Markas besar Abdacom berada di Lembang (Jawa Barat), sedangkan markas besar Angkatan Laut di Surabaya. Untuk pertahanan di laut, Sekutu membagi daerah perairan Asia Tenggara atas tiga bagian. Wilayah barat, dimulai dari Laut Cina Selatan, Laut Hindia, dan Singapura, merupakan tanggung jawab Inggris. Wilayah perairan Makasar terus ke timur menjadi tanggung jawab Amerika dan Australia, sementara Laut Jawa menjadi tanggung jawab Belanda.

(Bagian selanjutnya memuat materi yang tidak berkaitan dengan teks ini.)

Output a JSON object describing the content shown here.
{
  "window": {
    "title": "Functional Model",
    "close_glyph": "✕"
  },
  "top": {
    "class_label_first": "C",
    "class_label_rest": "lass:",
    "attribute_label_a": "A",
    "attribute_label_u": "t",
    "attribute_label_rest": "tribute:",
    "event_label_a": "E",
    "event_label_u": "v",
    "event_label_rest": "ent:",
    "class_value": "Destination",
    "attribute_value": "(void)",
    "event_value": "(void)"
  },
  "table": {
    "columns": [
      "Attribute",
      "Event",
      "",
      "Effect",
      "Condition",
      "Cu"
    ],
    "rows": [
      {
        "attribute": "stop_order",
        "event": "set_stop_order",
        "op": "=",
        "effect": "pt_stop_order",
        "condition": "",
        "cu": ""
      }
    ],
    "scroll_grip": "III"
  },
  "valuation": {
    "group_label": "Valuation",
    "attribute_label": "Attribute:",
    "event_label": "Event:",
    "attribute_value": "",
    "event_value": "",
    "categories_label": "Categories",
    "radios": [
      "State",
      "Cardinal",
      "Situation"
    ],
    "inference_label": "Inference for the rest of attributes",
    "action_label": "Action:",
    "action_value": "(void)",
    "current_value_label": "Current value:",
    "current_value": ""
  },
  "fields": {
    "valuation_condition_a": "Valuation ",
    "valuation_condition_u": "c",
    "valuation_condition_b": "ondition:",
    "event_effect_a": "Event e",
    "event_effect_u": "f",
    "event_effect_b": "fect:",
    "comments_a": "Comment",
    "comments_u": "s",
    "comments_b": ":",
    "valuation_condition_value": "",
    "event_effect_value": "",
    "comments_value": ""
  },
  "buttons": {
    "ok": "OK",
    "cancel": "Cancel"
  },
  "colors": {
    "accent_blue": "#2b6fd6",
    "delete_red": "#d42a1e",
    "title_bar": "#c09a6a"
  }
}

Dalam serangannya terhadap Sekutu di Laut Cina Selatan, kapal Inggris Prince of Wales dan Repulse berhasil ditenggelamkan oleh 50 pembom berani mati Jepang. Setelah peristiwa itu Abdacom berantakan, komandan tertinggi, Sir Archibald Wavell, terpaksa meninggalkan Indonesia karena sudah tidak bisa dipertahankan lagi dan menyingkir ke India untuk mempertahankan India.
Berikutnya, dalam serangannya ke Indonesia, tentara Jepang memperoleh kemajuan yang amat cepat. Secara gemilang, Jepang menduduki Tarakan pada 11 Januari 1942, Palembang pada 14 Januari, Manado pada 17 Januari, Balikpapan pada 22 Januari, Pontianak pada 22 Februari, dan Bali pada 26 Februari 1942.
Dalam upaya merebut Pulau Jawa, Jepang membentuk Operasi Gurita. Gurita Barat dimulai dari Indo-Cina melalui Kalimantan Utara dengan sasaran Pulau Jawa. Sedangkan Gurita Timur dimuai dari Filipina melalui Selat Makasar menuju Jawa Tengah dan Jawa Timur. Operasi Gurita Barat tidak mengalami kesulitan mendarat di Eretan (Indramayu) dan Banten, sementara Gurita Timur harus menghadapi Sekutu dalam pertempuran laut dekat Balikpapan (Kalimantan Timur). Juga di Laut Jawa (The Battle of the Java Sea) terutama di perairan antara Bawean, Tuban, dan Laut Rembang berlangsung pertempuran selama 7 jam pada 27 Februari1942.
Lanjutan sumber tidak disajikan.